A mansão não parecia a mesma. Nem mesmo Albertine parecia ser mais a mesma pessoa que era um par de dias atrás. Continuava fria e rígida desde seu último encontro com Dianne, o encontro que a fizera decidir em finalmente ceder ao que não poderia ser combatido. E lá estava ela, vivendo as últimas horas daquele último dia. O último dia ao lado de Jeremy, de Rosa e da mansão. Tudo já estava pronto. Os preparativos já haviam sido feitos no decorrer da tarde, com a ajuda e discrição de Rosa. Os outros criados foram sigilosamente postos a par dos acontecimentos – exatamente todos os terríveis acontecimentos – e mesmo chocados e ligeiramente perdidos, concordaram em ajudar na fuga, especialmente fazendo o possível para que Jeremy nada percebesse. Nada poderia dar errado.

— Esta é sua? – a voz de Jeremy soou, e em seguida ele surgiu repentinamente na sala de música. –Nunca ouvi esta antes.

— Sim, esta é minha – Albertine respondeu sem olhar-lhe nos olhos.

— Como se chama?

— Não costumo nomeá-las.

— Isso é incomum, não acha?

— Não me importo que seja.

Jeremy observou a rigidez da expressão de sua esposa antes de pensar em qualquer palavra. Não conseguia mais reconhecê-la.

— Você vem jantar?

— Sim, já estou indo.

Jeremy dirigiu-se à cozinha, sentou-se à mesa e observou as mulheres preparando o jantar. O aroma era delicioso como de costume, mas o apetite não aflorara ainda nas entranhas do jovem Ridell.

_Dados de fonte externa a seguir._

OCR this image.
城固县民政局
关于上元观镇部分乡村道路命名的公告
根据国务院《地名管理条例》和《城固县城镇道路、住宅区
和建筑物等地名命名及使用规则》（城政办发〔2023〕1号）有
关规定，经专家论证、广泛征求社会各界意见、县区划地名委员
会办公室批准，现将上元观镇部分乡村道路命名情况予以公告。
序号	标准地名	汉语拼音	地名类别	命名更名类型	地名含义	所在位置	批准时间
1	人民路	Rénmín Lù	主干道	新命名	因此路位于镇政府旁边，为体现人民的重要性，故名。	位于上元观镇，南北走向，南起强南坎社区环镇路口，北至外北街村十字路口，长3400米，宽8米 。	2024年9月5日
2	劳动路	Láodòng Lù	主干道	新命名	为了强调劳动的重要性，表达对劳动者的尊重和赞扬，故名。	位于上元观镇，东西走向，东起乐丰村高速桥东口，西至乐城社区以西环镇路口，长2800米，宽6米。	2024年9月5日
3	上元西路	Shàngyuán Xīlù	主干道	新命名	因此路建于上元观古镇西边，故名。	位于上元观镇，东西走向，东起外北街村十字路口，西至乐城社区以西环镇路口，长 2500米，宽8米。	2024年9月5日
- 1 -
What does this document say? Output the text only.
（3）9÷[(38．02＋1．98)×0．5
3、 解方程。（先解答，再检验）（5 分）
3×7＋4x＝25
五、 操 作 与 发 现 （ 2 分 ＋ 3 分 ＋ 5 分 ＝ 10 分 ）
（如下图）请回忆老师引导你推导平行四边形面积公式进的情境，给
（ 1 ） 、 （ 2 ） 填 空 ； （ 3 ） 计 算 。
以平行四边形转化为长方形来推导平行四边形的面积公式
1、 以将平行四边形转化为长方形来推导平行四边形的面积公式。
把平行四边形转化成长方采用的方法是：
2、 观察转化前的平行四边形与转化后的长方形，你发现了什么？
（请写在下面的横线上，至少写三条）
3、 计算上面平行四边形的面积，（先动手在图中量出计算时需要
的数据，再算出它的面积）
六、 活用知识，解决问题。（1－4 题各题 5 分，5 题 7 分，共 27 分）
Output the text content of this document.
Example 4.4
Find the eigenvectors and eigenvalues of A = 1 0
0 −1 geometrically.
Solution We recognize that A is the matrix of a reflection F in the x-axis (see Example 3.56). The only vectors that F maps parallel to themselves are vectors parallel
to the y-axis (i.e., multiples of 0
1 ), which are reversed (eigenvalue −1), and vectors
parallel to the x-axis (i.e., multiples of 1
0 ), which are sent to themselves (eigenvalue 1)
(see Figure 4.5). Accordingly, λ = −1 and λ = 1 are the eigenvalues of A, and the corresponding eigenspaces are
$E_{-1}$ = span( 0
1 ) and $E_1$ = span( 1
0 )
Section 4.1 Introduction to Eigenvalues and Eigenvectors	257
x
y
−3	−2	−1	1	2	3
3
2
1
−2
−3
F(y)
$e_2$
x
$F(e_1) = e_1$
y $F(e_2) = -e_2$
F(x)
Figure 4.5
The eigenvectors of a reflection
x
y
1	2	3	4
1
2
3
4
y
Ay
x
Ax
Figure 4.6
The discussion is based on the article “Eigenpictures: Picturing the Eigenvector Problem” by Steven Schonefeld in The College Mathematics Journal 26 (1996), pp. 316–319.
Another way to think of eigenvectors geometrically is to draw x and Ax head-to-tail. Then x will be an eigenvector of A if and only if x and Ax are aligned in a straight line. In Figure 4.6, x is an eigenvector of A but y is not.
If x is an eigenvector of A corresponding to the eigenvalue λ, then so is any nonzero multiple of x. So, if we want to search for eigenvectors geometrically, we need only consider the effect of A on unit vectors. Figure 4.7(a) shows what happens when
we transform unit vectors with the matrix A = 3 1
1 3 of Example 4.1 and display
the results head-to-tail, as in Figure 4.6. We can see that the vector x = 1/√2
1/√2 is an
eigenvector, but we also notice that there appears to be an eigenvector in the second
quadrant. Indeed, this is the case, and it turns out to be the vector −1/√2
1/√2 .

Rosa espiou por cima do ombro, enquanto preparava uma salada leve, e notou quão estranho e preocupado Jeremy parecia estar. Engoliu a seco ao imaginar que ele, da mais sutil maneira, desconfiava de alguma coisa. Suas mãos tremeram naquele instante.

— Preocupado, Jeremy?

— Talvez...

— Posso saber o motivo?

— Albertine. Está diferente. Estranha, eu diria.

— Ela ainda não está totalmente recuperada. Está doente e ferida. Acho que sabe bem disso.

— Ela nunca me tratou desta forma.

Rosa então virou-se e olhou-o diretamente nos olhos escuros. Suas pupilas se encontraram e a expressão da governanta tornou qualquer outra palavra completamente dispensável. Jeremy percebeu no piscar daqueles experientes olhos que não poderia exigir diferente comportamento de sua esposa. Há algum tempo não fora um bom companheiro, e um coreto de madeira não poderia tornar isto menos doloroso.

— Aonde vai? – perguntou Rosa ao vê-lo levantar-se, visivelmente frustrado.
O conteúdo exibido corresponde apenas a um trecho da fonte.